Touching Jesus

October 21, 2007 - One Response

The message today needs to be shared. It really was a wonderful message from God’s word.

Mark 5:24-34 is the story of the woman with the issue of blood who touched the hem of Jesus’s robe to receive healing.

She had this problem for 12 years. She had spent money on many physicians, all that she had, but she grew worse, not better.

The problem with self help books … we try to do it all on our own. Consider the woman, she had spent all the money she had trying to solve the problem. She would have been an outcast and considered unclean in that society because of the issue of blood. She was alone. Yet she knew that Jesus could heal. So she dared to go beyond self help and to join the crowd surrounding Jesus … imagine what she might have been thinking … if I can just join up with the crowd, be around for a spiritual experience, even touch the hem of his robe, then I will be healed. This is a lot like people who are seeking God and so they go to church, join up in the vibrant music, group dynamic, mountain top high, but they are still just one of the crowd. Finally, they get up the nerve to reach out to Jesus, but surreptitiously, anonymously. They weep on the back row of the church hoping no one will see them as they cry out to God. In the crowd now, but yet still so alone.

In verse 29, note that the woman was immediately healed. So too people come to church, and even if they don’t engage with others, God is gracious to heal them. Yet God does not want people to remain anonymous. Through his son Jesus he is seeking to connect with us in intimate personal relationship. In verses 31-32 Jesus stopped and turned around. He saw the woman, the individual, and called her to him. He doesn’t want people to hide in the crowd.

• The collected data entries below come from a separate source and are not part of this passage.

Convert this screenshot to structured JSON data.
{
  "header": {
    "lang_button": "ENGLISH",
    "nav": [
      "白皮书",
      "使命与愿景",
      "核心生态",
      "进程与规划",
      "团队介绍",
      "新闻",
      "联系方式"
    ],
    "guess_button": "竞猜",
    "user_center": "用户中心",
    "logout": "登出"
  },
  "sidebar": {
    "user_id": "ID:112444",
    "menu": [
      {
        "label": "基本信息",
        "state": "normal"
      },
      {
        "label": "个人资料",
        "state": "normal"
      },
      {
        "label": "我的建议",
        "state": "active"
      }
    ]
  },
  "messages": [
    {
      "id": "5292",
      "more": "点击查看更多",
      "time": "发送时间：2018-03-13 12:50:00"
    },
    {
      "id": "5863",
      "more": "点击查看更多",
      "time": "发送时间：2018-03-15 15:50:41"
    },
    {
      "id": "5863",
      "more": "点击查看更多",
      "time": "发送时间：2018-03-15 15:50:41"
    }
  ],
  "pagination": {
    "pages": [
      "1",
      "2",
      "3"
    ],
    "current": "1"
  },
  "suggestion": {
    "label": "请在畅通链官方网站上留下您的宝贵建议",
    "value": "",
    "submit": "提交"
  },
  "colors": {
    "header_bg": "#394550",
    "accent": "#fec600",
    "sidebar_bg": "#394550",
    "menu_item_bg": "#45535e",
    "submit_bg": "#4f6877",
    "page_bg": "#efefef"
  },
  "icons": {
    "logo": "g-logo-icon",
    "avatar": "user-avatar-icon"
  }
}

Verse 33 is very interesting to me and I never really noticed it in this way before. It reads: “But the woman, fearing and trembling, knowing what was done in her, came and fell down before him and told him all the truth.” Now I do not know what she told him that day, but “all the truth” seems to me to imply more than just that she was the one that touched his garment.

This is the next step in healing. First, the woman gave up trying to fix it herself, next she ventured into the crowd but still very alone, then she came to Jesus and told him all the truth. But after that Jesus did not call a holy huddle and ask her to ignore all those around her. No, instead, Jesus noticed this woman, called her to him, listened to her, comforted her, and then said in verse 34: “Daughter, your faith has made you whole, go in peace and be whole of your plague.” Jesus sent her back into her world, to engage those in the crowd, perhaps to reconnect with those who had avoided her in her prior state of considered uncleanliness.

This part caught my attention because she spoke with Jesus “with fear and trembling” as she told him all the truth. Had she tried to tell others the truth and perhaps trust was broken as she had gotten a response of shock and dismay. Did people shun her to the point where she built a wall around her heart and problems? Yet that day she had the faith to go to Jesus with her pains, and she had no need to fear and tremble, she was healed.

Trevor mentioned this is the step we often get wrong. We move past the step of self help, we go into the group, first we try to be anonymous, but then we begin to feel more comfortable, try to decide on certain people to trust, we tell them some things about our lives, perhaps too open and transparent, and sometimes we run into those people who react with shock and dismay … You, No! Really! Trevor pointed out that God will never react that way to our lives … nothing we do can surprise God or catch him off guard. When we give up on the fruitlessness of self help and throw all the silly books away, when we finally venture out into the crowd, the next step should be to go to Jesus … tell him all the truth, and let him heal you.

Then … you are able to go in peace and interact in a healthy way in the group. And this is the goal, to develop group health, so that together we can impact the world, each in our own unique and specific way, as individuals, and as a group.

This was a good reminder and encouragement to me because sometimes I fail to go to the one who is the most caring, loving and safe listener out there. Jesus himself. And he is waiting so nearby … you need simply touch the hem of his garment, just reach out in the slightest way. Jesus will stop the multitudes in their tracks to turn and say “who touched me?” That is how much he cares for you … he loves you, he does not want you to remain hurting, or even when healed, for you to remain anonymous. He wants you to be fully healed and known so you can go forth as a strong follower of Jesus to make a difference in this world.